2010 Jaguar XFR

2010 Jaguar XFR 2010 Jaguar XFR
Short Take Road Test

Known lately for its sleepy, leaping cats, Jaguar has taken its fangs off the nightstand and stuck them back in. The sporty “R” designation gets pinned to the tail of the pretty and still-pretty-new $52,000 XF, the mid-size sedan below the big XJ. The result: 510 tech-infused horsepower and a price hike to $80,000. The driving sophistication is high, and some test numbers we managed to quickly extract during the XFR’s introduction are 10 degrees north of wow: 4.3 seconds to 60 mph, a quarter-mile pierced in 12.7 seconds at 115 mph. The M5 flinches.

Jaguar likes to talk about root icons such as the shark-finned Le Mans D-types and the blaze of XK120 headlights on the rain-swept Italian roads of the Mille Miglia. Ah, cracking good stuff—buried under a manure pile of more recent mediocrity. Arriving in late June, the 2010 XFR, like the aluminum-bodied XKR coupe, which also receives the supercharged, 5.0-liter direct-injection V-8, is a solid start at redemption.

Jaguar calls its smooth new roar maker the AJ-V8 R Gen III. The head bolts and valve tappets of the 5.0 are all that carry over from the previous 4.2-liter (which remains the XF’s base U.S. engine; a naturally aspirated, 385-hp 5.0-liter is in the middle model; the supercharged 4.2 is gone). The more compact aluminum block and heads are new, as is the eerily whine-free Eaton Gen 6 supercharger also found in the Corvette ZR1. The injector takes the spark plug’s usual position at top center, spraying down into a cupped piston that partially reflects the charge back toward the plug, just to the injector’s side. Minimized emissions and better volumetric efficiency—which means power—are the motivation, says Jag.
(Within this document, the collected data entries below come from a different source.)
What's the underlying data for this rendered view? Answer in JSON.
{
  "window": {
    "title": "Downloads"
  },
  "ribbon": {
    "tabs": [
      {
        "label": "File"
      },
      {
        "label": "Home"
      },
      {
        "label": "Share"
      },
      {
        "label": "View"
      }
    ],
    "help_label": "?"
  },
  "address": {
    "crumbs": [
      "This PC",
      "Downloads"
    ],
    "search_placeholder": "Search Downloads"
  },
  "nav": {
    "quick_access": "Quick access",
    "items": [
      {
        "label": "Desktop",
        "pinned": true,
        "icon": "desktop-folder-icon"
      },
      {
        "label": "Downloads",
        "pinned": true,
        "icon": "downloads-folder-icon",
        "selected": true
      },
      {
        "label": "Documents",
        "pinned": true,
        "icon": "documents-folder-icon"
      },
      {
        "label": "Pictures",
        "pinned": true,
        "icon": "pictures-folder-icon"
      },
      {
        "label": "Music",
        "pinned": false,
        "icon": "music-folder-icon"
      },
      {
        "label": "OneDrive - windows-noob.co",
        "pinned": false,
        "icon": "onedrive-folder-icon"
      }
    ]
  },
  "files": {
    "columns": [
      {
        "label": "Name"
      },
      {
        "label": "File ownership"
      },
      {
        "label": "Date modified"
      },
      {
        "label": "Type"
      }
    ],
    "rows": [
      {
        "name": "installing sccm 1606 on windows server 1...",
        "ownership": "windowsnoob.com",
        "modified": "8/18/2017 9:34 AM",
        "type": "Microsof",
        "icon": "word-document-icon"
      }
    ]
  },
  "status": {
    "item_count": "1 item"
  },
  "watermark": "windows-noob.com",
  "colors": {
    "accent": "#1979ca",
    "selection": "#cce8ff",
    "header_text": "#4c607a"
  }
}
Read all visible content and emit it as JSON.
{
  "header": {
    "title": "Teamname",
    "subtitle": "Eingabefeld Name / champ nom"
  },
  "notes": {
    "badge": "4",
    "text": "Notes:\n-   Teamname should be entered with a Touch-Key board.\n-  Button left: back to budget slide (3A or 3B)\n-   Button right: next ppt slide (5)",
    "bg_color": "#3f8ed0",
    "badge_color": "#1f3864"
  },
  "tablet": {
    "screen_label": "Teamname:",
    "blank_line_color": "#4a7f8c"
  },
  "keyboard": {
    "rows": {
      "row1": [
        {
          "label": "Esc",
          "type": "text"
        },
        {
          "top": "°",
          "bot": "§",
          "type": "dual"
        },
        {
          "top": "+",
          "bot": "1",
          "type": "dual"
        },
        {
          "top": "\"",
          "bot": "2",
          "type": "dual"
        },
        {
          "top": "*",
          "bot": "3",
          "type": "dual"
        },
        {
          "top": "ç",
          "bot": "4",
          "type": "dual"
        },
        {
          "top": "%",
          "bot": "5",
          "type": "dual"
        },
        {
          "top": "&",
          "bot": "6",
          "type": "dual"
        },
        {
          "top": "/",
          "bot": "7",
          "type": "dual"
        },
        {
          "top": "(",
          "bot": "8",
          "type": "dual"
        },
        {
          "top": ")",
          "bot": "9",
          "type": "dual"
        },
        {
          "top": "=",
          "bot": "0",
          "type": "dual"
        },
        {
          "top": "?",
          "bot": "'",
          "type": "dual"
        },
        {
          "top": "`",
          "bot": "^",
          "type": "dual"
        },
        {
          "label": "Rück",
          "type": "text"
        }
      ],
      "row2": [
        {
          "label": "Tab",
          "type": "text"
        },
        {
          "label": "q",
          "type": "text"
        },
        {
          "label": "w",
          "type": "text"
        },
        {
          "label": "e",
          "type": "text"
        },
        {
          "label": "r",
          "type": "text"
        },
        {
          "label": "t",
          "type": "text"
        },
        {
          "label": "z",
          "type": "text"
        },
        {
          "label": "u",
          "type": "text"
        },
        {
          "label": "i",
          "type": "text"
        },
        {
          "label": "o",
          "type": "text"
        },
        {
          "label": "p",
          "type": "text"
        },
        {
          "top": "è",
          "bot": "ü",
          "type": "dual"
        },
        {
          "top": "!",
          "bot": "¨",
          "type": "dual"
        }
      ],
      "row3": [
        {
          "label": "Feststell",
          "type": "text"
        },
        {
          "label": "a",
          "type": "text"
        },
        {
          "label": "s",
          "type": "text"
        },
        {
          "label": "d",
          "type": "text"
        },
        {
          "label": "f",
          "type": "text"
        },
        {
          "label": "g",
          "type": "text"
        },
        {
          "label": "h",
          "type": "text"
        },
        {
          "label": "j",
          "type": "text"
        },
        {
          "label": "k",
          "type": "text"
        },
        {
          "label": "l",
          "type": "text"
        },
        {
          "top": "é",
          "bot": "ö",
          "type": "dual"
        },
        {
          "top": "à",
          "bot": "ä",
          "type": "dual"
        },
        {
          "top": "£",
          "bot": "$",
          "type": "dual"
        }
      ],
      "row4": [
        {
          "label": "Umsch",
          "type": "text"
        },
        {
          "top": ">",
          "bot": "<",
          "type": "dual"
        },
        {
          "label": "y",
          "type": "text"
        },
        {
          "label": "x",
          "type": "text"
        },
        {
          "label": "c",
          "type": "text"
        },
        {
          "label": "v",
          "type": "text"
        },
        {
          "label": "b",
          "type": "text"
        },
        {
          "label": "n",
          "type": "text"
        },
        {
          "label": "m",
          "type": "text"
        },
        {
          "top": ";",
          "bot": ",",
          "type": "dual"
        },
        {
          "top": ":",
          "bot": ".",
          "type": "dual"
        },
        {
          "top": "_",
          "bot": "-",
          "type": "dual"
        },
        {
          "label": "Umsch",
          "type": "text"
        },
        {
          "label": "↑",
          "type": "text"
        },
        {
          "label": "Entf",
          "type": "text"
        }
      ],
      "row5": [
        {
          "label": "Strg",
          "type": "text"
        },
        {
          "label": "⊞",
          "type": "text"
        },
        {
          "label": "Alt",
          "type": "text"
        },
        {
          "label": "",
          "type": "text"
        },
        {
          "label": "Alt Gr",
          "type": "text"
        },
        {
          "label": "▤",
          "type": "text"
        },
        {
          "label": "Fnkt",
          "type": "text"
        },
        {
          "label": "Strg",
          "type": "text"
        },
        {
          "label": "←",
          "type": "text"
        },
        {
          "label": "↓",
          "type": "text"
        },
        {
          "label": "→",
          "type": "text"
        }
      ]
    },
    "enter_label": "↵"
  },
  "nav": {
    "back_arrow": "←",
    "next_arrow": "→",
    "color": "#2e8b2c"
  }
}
Downstream, Jaguar redesigned the steel rear subframe and spread wider the differential mounts in anticipation of 461 pound-feet of torque. A name-brand transmission favored by BMW is locked and loaded. In sport mode or under manual paddle control, the ZF six-speed ticks off nearly instant upshifts with barely a stutter.

Cementing the traction is an electronic differential that shuttles between open and full lock by varying electric motor torque on a ball-ramp assembly that squeezes clutch plates. Besides the big muscle, extra-sticky launch traction gets the credit for the XFR’s blazing quarter-miles.

The spring rates stiffen by a third, and with Bilstein electronically varying shocks and larger anti-roll bars, the body is locked in rigid horizontalness through the switchbacks. Does Jaguar suddenly best BMW’s best?

With its 20-inch wheels, the XFR is a hot number, its squarer jaw and extra mesh-screened ducts setting it apart. The progressive throttle tune is a triumph, and the grip from fat, Y-rated Dunlop SportMaxx tires makes it reliable. However, old thinking remains in the insulated steering and a nervous stability control. An intermediate “Trac DSC” mode allows more wiggle and screech, but it cuts in early and takes too long to butt out again. Drivers can shut it off, but any safety net goes with it.